Southall, 1.15pm, Friday 19 September 1997. It's happened again.
Six people died, 13 were seriously injured and a further 150 were described as "walking wounded" yesterday after one of Britain's worst rail crashes. Steve Boggan, Kathy Marks, Randeep Ramesh and Christian Wolmar describe the tragic scene and examine the reasons for the collision
Saturday 20 September 1997
Passengers on the 10.32am Great Western Swansea-Paddington service had to dodge live electricity cables and climb over bodies. But Railtrack bosses confirmed that a "fail-safe" system was on trial on that stretch of track. They would not say, however, whether it was switched on.
The accident happened at 1.15pm a quarter of a mile east of Southall station in west London. The passenger train clipped the eighth of the goods train's 20 wagons, derailing at least four packed carriages and crushing many of those inside.
The driver of the passenger train was last night arrested in connection with manslaughter charges, British Transport Police announced. The development came as the last bodies were removed from the mangled wreckage at 9.50pm. Earlier, the driver of the goods train was released after being questioned by detectives.
Trials had been under way of the Automatic Train Protection system, recommended in the official report into the Clapham rail disaster in 1988, in which 35 people died. The system is supposed to make it impossible for a driver to ignore a signal set at danger, prompting speculation that the system was not in operation.
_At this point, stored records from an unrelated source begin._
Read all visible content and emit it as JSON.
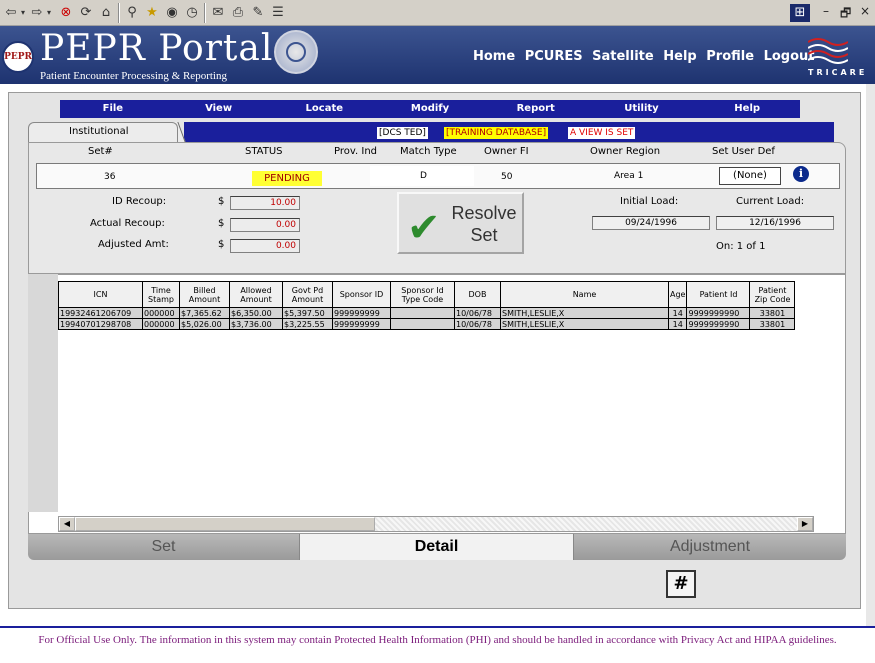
{
  "browser": {
    "icons": [
      "back-icon",
      "forward-icon",
      "stop-icon",
      "refresh-icon",
      "home-icon",
      "search-icon",
      "favorites-icon",
      "media-icon",
      "history-icon",
      "mail-icon",
      "print-icon",
      "edit-icon",
      "discuss-icon"
    ],
    "window_controls": [
      "–",
      "🗗",
      "×"
    ]
  },
  "header": {
    "logo_badge": "PEPR",
    "title": "PEPR Portal",
    "subtitle": "Patient Encounter Processing & Reporting",
    "nav": [
      "Home",
      "PCURES",
      "Satellite",
      "Help",
      "Profile",
      "Logout"
    ],
    "brand": "TRICARE"
  },
  "menu": [
    "File",
    "View",
    "Locate",
    "Modify",
    "Report",
    "Utility",
    "Help"
  ],
  "tab": {
    "label": "Institutional",
    "banners": {
      "dcs": "[DCS TED]",
      "training": "[TRAINING DATABASE]",
      "view": "A VIEW IS SET"
    }
  },
  "set": {
    "headers": {
      "set_no": "Set#",
      "status": "STATUS",
      "prov_ind": "Prov. Ind",
      "match_type": "Match Type",
      "owner_fi": "Owner FI",
      "owner_region": "Owner Region",
      "set_user_def": "Set User Def"
    },
    "values": {
      "set_no": "36",
      "status": "PENDING",
      "match_type": "D",
      "owner_fi": "50",
      "owner_region": "Area 1",
      "set_user_def": "(None)"
    }
  },
  "amounts": {
    "id_recoup_label": "ID Recoup:",
    "id_recoup_value": "10.00",
    "actual_recoup_label": "Actual Recoup:",
    "actual_recoup_value": "0.00",
    "adjusted_amt_label": "Adjusted Amt:",
    "adjusted_amt_value": "0.00",
    "currency": "$"
  },
  "resolve": {
    "line1": "Resolve",
    "line2": "Set"
  },
  "loads": {
    "initial_label": "Initial Load:",
    "initial_value": "09/24/1996",
    "current_label": "Current Load:",
    "current_value": "12/16/1996",
    "position": "On: 1 of 1"
  },
  "grid": {
    "columns": [
      "ICN",
      "Time Stamp",
      "Billed Amount",
      "Allowed Amount",
      "Govt Pd Amount",
      "Sponsor ID",
      "Sponsor Id Type Code",
      "DOB",
      "Name",
      "Age",
      "Patient Id",
      "Patient Zip Code"
    ],
    "rows": [
      [
        "19932461206709",
        "000000",
        "$7,365.62",
        "$6,350.00",
        "$5,397.50",
        "999999999",
        "",
        "10/06/78",
        "SMITH,LESLIE,X",
        "14",
        "9999999990",
        "33801"
      ],
      [
        "19940701298708",
        "000000",
        "$5,026.00",
        "$3,736.00",
        "$3,225.55",
        "999999999",
        "",
        "10/06/78",
        "SMITH,LESLIE,X",
        "14",
        "9999999990",
        "33801"
      ]
    ]
  },
  "bottom_tabs": {
    "set": "Set",
    "detail": "Detail",
    "adjustment": "Adjustment"
  },
  "hash_button": "#",
  "footer": "For Official Use Only. The information in this system may contain Protected Health Information (PHI) and should be handled in accordance with Privacy Act and HIPAA guidelines."
}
Railtrack's Chief Executive, John Edmonds, maintained: "We are content professionally that we have a proper system of maintenance. But clearly there has been a major fault somewhere. It's conceivable there was a technical failure and it's also conceivable there was a human error." Last night the Health and Safety Executive took the unusual step of announcing a full public inquiry to run parallel with the Railways Inspectorate's own.
Some of those on board were journalists returning from the vote on Welsh devolution. One, Nick Sutton, a BBC researcher, said: "As I walked off the train, I saw a body lying by the side of the tracks. No one was touching it. His shirt was ripped and there was blood all over him ... Everyone was shocked. There was a really strong smell. I don't know if it was the brakes or if it was from hitting a goods train."
Unconfirmed reports said the train braked hard at between 60mph and 90mph after passing through a green light as the goods train was crossing at an acute angle on to another section of track. Both drivers escaped without injury; 16 passengers remained trapped for two hours. Last night 13 people were described as seriously injured but only a few others remained in hospital. Nevertheless, the death-toll made it the worst rail crash since Clapham.
John Prescott, Deputy Prime Minister, promised a full inquiry. Questions will centre on the most likely causes: driver error, faulty signals or train derailment. Mr Prescott visited the scene. "It's terrible. Horrific," he said. The Health and Safety Executive inquiry was being made public, in line with Labour's policy of more openness.
David Eves, the executive's deputy director-general, said: "Our investigation into this collision began immediately. Railway inspectors are making detailed inquiries into the technical causes of the accident and into the actions of railway staff immediately before the collision."
Andy Hancock, acting director of Railtrack's south-western region, said the goods train was travelling on a relief line towards Southall yard. The collision took place on a set of points, at Southall East Junction, as the goods train crossed the track to enter the yard.
The London Ambulance Service sent 15 ambulances and 15 other transporters to the scene. Injured people were taken to Ealing Hospital, Central Middlesex Hospital, West Middlesex Hospital and Hillingdon Hospital.
One woman suffered spinal injuries and a fractured hip, and a man received arm, leg and spinal injuries. Another man with head and chest injuries was taken by air ambulance to the Royal London Hospital, Whitechapel.
Tony Mair, one of the first people to arrive at the scene, said: "We saw sparks and then there was a very loud bang and a ball of smoke. It was like very loud fireworks. I was there in under a minute. The train was lying on its side and people were wandering outside, with blood pouring from their faces.
"Two police officers were trying to warn us about [the possibility of] fallen power lines, but we were just worried about getting to help the people. There was nothing we could do to help people in the second and third carriages. My first impression was there were four bodies on the track."
Scotland Yard issued an emergency number for relatives last night - they should call: 0171-834 7777.